Я прищемила Никите хвост.
– Ну что ты делаешь? – возмутилась я. – Никит, это Саша беременная, не ты. Ей тяжело. А ты ей мозг жрешь. Тебе чего надо?
У Никиты была своя заготовка. На тему того, что ему надо. Говорил он цветисто.
Но я, если честно, ничего не поняла. Кроме того, что поняла Сашу. Никита страдал – и страдания его были в позолоте, кренделях, розанах и прочих амурах. Его мужское самолюбие страдало.
Вот он, вожделенный рецепт – если хочешь удержать мужчину, надо его оттолкнуть.
Сказать:
– Рожать буду сама, ты мне не нужен, деньги у меня есть. Спасибо за хромосомы.

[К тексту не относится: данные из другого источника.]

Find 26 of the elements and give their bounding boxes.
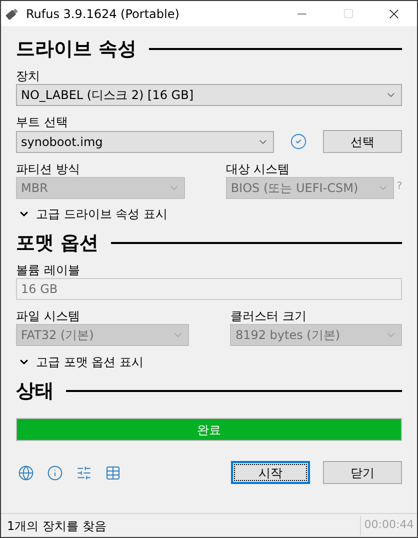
settings-icon[interactable] <box>76 464 92 480</box>
advanced-options-toggle[interactable]: 고급 포맷 옵션 표시 <box>18 350 402 374</box>
select-button[interactable]: 선택 <box>323 130 402 153</box>
dialog-button[interactable]: 시작 <box>231 461 310 484</box>
field-label: 클러스터 크기 <box>230 310 306 324</box>
log-icon[interactable] <box>105 464 121 480</box>
advanced-options-toggle[interactable]: 고급 드라이브 속성 표시 <box>18 202 402 226</box>
usb-drive-icon <box>5 6 19 20</box>
dropdown[interactable]: synoboot.img <box>16 130 274 152</box>
field-label: 대상 시스템 <box>226 163 290 177</box>
section-heading: 상태 <box>16 378 54 404</box>
field-label: 파일 시스템 <box>16 310 80 324</box>
section-heading: 포맷 옵션 <box>16 230 99 256</box>
dialog-button[interactable]: 닫기 <box>323 461 402 484</box>
status-message: 1개의 장치를 찾음 <box>6 518 108 534</box>
field-label: 부트 선택 <box>16 116 68 130</box>
field-label: 볼륨 레이블 <box>16 264 80 278</box>
progress-text: 완료 <box>196 422 222 438</box>
info-icon[interactable] <box>47 464 63 480</box>
section-heading: 드라이브 속성 <box>16 36 137 62</box>
dropdown[interactable]: NO_LABEL (디스크 2) [16 GB] <box>16 84 402 106</box>
field-label: 파티션 방식 <box>16 163 80 177</box>
elapsed-time: 00:00:44 <box>363 517 415 534</box>
field-label: 장치 <box>16 70 40 84</box>
globe-icon[interactable] <box>18 464 34 480</box>
window-title: Rufus 3.9.1624 (Portable) <box>26 6 180 22</box>
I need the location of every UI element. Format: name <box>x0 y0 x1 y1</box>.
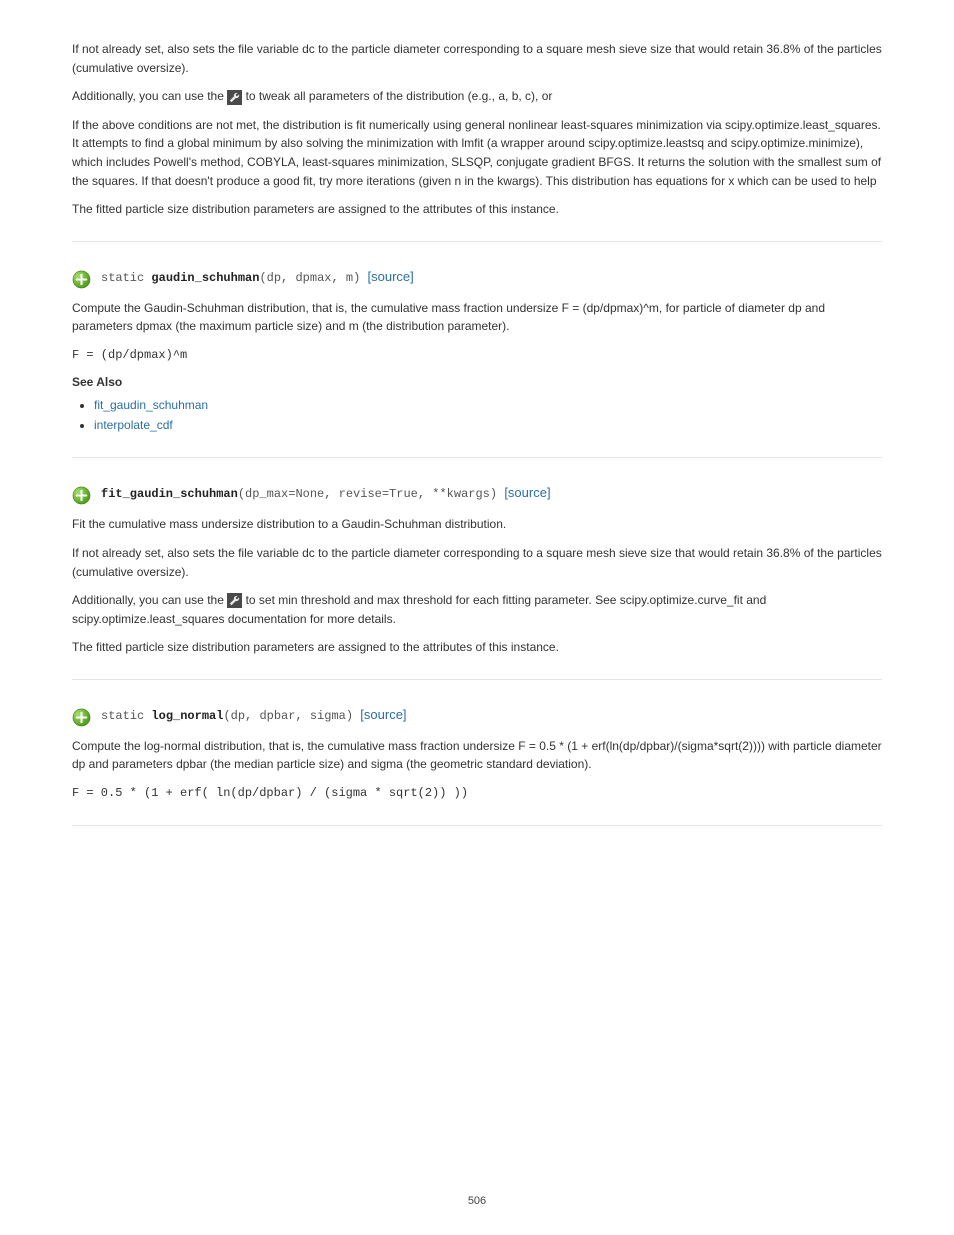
decl-name: log_normal <box>151 709 223 723</box>
entry-title: fit_gaudin_schuhman(dp_max=None, revise=… <box>101 484 551 503</box>
page-number: 506 <box>0 1195 954 1207</box>
text-before-wrench: Additionally, you can use the <box>72 593 227 607</box>
paragraph: Compute the Gaudin-Schuhman distribution… <box>72 299 882 336</box>
source-link[interactable]: [source] <box>360 707 406 722</box>
plus-icon <box>72 270 91 289</box>
section-body-gaudin-schuhman: Compute the Gaudin-Schuhman distribution… <box>72 299 882 436</box>
plus-icon <box>72 708 91 727</box>
see-also-link[interactable]: interpolate_cdf <box>94 418 173 432</box>
decl-prefix: static <box>101 271 151 285</box>
decl-name: gaudin_schuhman <box>151 271 259 285</box>
paragraph: Additionally, you can use the to tweak a… <box>72 87 882 106</box>
see-also: See Also fit_gaudin_schuhman interpolate… <box>72 375 882 436</box>
paragraph: If not already set, also sets the file v… <box>72 40 882 77</box>
equation: F = 0.5 * (1 + erf( ln(dp/dpbar) / (sigm… <box>72 784 882 803</box>
section-body-fit-gaudin-schuhman: Fit the cumulative mass undersize distri… <box>72 515 882 657</box>
divider <box>72 241 882 242</box>
wrench-icon <box>227 90 242 105</box>
divider <box>72 457 882 458</box>
text-after-wrench: to tweak all parameters of the distribut… <box>246 89 553 103</box>
paragraph: Fit the cumulative mass undersize distri… <box>72 515 882 534</box>
entry-header-fit-gaudin-schuhman: fit_gaudin_schuhman(dp_max=None, revise=… <box>72 484 882 505</box>
divider <box>72 825 882 826</box>
wrench-icon <box>227 593 242 608</box>
source-link[interactable]: [source] <box>504 485 550 500</box>
see-also-link[interactable]: fit_gaudin_schuhman <box>94 398 208 412</box>
paragraph: Additionally, you can use the to set min… <box>72 591 882 628</box>
see-also-item: fit_gaudin_schuhman <box>94 395 882 415</box>
decl-name: fit_gaudin_schuhman <box>101 487 238 501</box>
plus-icon <box>72 486 91 505</box>
equation: F = (dp/dpmax)^m <box>72 346 882 365</box>
decl-signature: (dp_max=None, revise=True, **kwargs) <box>238 487 497 501</box>
paragraph: The fitted particle size distribution pa… <box>72 200 882 219</box>
paragraph: Compute the log-normal distribution, tha… <box>72 737 882 774</box>
see-also-heading: See Also <box>72 375 882 389</box>
entry-title: static gaudin_schuhman(dp, dpmax, m) [so… <box>101 268 414 287</box>
entry-header-log-normal: static log_normal(dp, dpbar, sigma) [sou… <box>72 706 882 727</box>
source-link[interactable]: [source] <box>368 269 414 284</box>
decl-prefix: static <box>101 709 151 723</box>
entry-header-gaudin-schuhman: static gaudin_schuhman(dp, dpmax, m) [so… <box>72 268 882 289</box>
see-also-item: interpolate_cdf <box>94 415 882 435</box>
decl-signature: (dp, dpbar, sigma) <box>223 709 353 723</box>
paragraph: The fitted particle size distribution pa… <box>72 638 882 657</box>
divider <box>72 679 882 680</box>
section-continuation: If not already set, also sets the file v… <box>72 40 882 219</box>
paragraph: If not already set, also sets the file v… <box>72 544 882 581</box>
decl-signature: (dp, dpmax, m) <box>259 271 360 285</box>
text-before-wrench: Additionally, you can use the <box>72 89 227 103</box>
entry-title: static log_normal(dp, dpbar, sigma) [sou… <box>101 706 407 725</box>
section-body-log-normal: Compute the log-normal distribution, tha… <box>72 737 882 803</box>
paragraph: If the above conditions are not met, the… <box>72 116 882 190</box>
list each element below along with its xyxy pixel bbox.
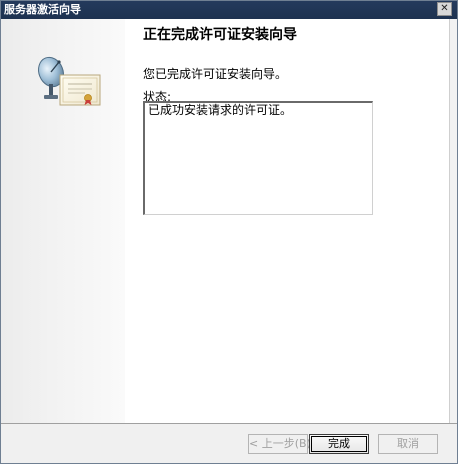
back-button[interactable]: < 上一步(B) [248,434,311,454]
status-message: 已成功安装请求的许可证。 [148,103,293,117]
page-title: 正在完成许可证安装向导 [143,27,297,43]
finish-button[interactable]: 完成 [309,434,369,454]
wizard-client-area: 正在完成许可证安装向导 您已完成许可证安装向导。 状态: 已成功安装请求的许可证… [1,19,457,463]
server-activation-wizard-window: 服务器激活向导 ✕ 正在完成许可证安装向导 您已完成许可证安装向导。 状态: 已… [0,0,458,464]
window-title: 服务器激活向导 [4,3,81,16]
page-description: 您已完成许可证安装向导。 [143,67,288,81]
title-bar[interactable]: 服务器激活向导 ✕ [1,1,457,19]
wizard-content: 正在完成许可证安装向导 您已完成许可证安装向导。 状态: 已成功安装请求的许可证… [143,19,443,409]
license-certificate-icon [38,56,101,106]
close-button[interactable]: ✕ [437,2,452,16]
status-text-box[interactable]: 已成功安装请求的许可证。 [143,101,373,215]
wizard-button-bar: < 上一步(B) 完成 取消 [1,423,457,463]
close-icon: ✕ [440,3,449,14]
wizard-side-panel [1,19,125,423]
right-edge-strip [449,19,457,423]
cancel-button[interactable]: 取消 [378,434,438,454]
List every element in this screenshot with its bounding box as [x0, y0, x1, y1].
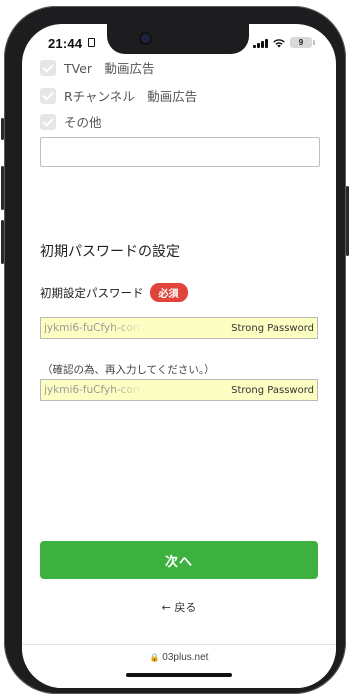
volume-down-button: [1, 220, 4, 264]
camera-icon: [141, 34, 150, 43]
confirm-password-value: jykmi6-fuCfyh-corrk: [44, 384, 144, 396]
orientation-lock-icon: [88, 38, 95, 47]
password-field-label: 初期設定パスワード 必須: [40, 283, 188, 302]
checkbox-label: その他: [64, 115, 102, 130]
screen: TVer 動画広告 Rチャンネル 動画広告 その他 初期パスワードの設定 初期設…: [22, 24, 336, 688]
password-label-text: 初期設定パスワード: [40, 285, 144, 300]
strong-password-hint: Strong Password: [231, 322, 314, 334]
lock-icon: 🔒: [149, 653, 160, 662]
phone-frame: TVer 動画広告 Rチャンネル 動画広告 その他 初期パスワードの設定 初期設…: [1, 6, 349, 694]
wifi-icon: [273, 38, 285, 47]
home-indicator[interactable]: [126, 673, 232, 677]
checkbox-box[interactable]: [40, 113, 56, 130]
battery-icon: 9: [290, 37, 315, 48]
checkbox-r-channel[interactable]: Rチャンネル 動画広告: [40, 86, 197, 105]
checkbox-box[interactable]: [40, 87, 56, 104]
strong-password-hint: Strong Password: [231, 384, 314, 396]
checkbox-label: TVer 動画広告: [64, 61, 155, 76]
status-icons: 9: [253, 37, 315, 48]
next-button[interactable]: 次へ: [40, 541, 318, 579]
checkbox-tver[interactable]: TVer 動画広告: [40, 58, 155, 77]
password-input[interactable]: jykmi6-fuCfyh-corrk Strong Password: [40, 317, 318, 339]
other-text-input[interactable]: [40, 137, 320, 167]
mute-switch: [1, 118, 4, 140]
checkbox-box[interactable]: [40, 59, 56, 76]
page-content: TVer 動画広告 Rチャンネル 動画広告 その他 初期パスワードの設定 初期設…: [22, 24, 336, 688]
url-domain: 03plus.net: [162, 652, 209, 663]
browser-url-bar[interactable]: 🔒 03plus.net: [22, 644, 336, 688]
notch: [107, 24, 249, 54]
back-link[interactable]: ← 戻る: [22, 599, 336, 615]
status-time: 21:44: [48, 36, 83, 51]
checkbox-other[interactable]: その他: [40, 112, 102, 131]
url-display: 🔒 03plus.net: [22, 652, 336, 663]
volume-up-button: [1, 166, 4, 210]
confirm-note: （確認の為、再入力してください。）: [42, 364, 215, 376]
required-badge: 必須: [149, 283, 188, 302]
power-button: [346, 186, 349, 256]
checkbox-label: Rチャンネル 動画広告: [64, 89, 198, 104]
password-value: jykmi6-fuCfyh-corrk: [44, 322, 144, 334]
confirm-password-input[interactable]: jykmi6-fuCfyh-corrk Strong Password: [40, 379, 318, 401]
cellular-signal-icon: [253, 38, 268, 48]
section-title: 初期パスワードの設定: [40, 244, 180, 260]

Но эти чувства от противного – фальшивка, и радости от них мало. Тебя любят потому, что ты не позволяешь любить – готовое извращение.
Правда, бывает, что говорят:
– Откуда же я знаю, рожать тебе или нет? Хочешь – рожай. Только я тут ни при чем. Вот тебе денежка – на аборт, там, или на роды, а я пошел. Только коньячок захвачу, который я в беспошлинном магазине купил, чего добру пропадать? Тебе все равно больше нельзя.
Саша, кстати, была отличной беременной. Ходила в прокуренные рестораны и не кривила нос. Пила красное вино. Ненавидела, если к ней относились, как к беременной – то есть делали умильные лица, сюсюкали и убирали подальше все вредное, нездоровое.
Беременная Саша даже первый раз в жизни подралась. На восьмом месяце она вышла из офиса с огромными сумками на плечах и портфелем, в котором был ноутбук и еще черт-те что. Она всегда так уходила домой – всю работу уносила.
И на улице случайно задела прохожую. Женщина оказалась не в себе – заорала страшным голосом:
– Да чтоб твой ребенок родился уродом!
И тогда Саша размахнулась и врезала скандалистке сумкой с ноутбуком. Тетка отлетела и упала на тротуар. Перепуганная Саша помчалась к машине, не забыв, правда, по дороге пнуть сумасшедшую ногой и заорать:
– Чтоб ты сдохла!
На девятом месяце я ходила вокруг Саши и поглядывала на нее с подозрением:
– Боишься рожать?
– Послушай, если я чего и боюсь, так того, что не рожу после двадцать пятого! – рычала Саша. – Мне уже на все плевать – на эпидуралку, на врачей, я в хлеву готова рожать, лишь бы не таскать это брюхо!
Она родила двадцать первого – хорошее число – но Никита не приехал в больницу. Он привез цветы домой, с опасением взглянул на ребенка, потоптался и уехал.
– Никита, ты в себе? – Я ворвалась к нему разъяренная.
Вид у меня был еще тот – халат, спортивные штаны, на голове шапочка для душа, а под шапочкой – хна. Я засекла его машину – он всегда ставит ее на одно и то же место у меня под окнами.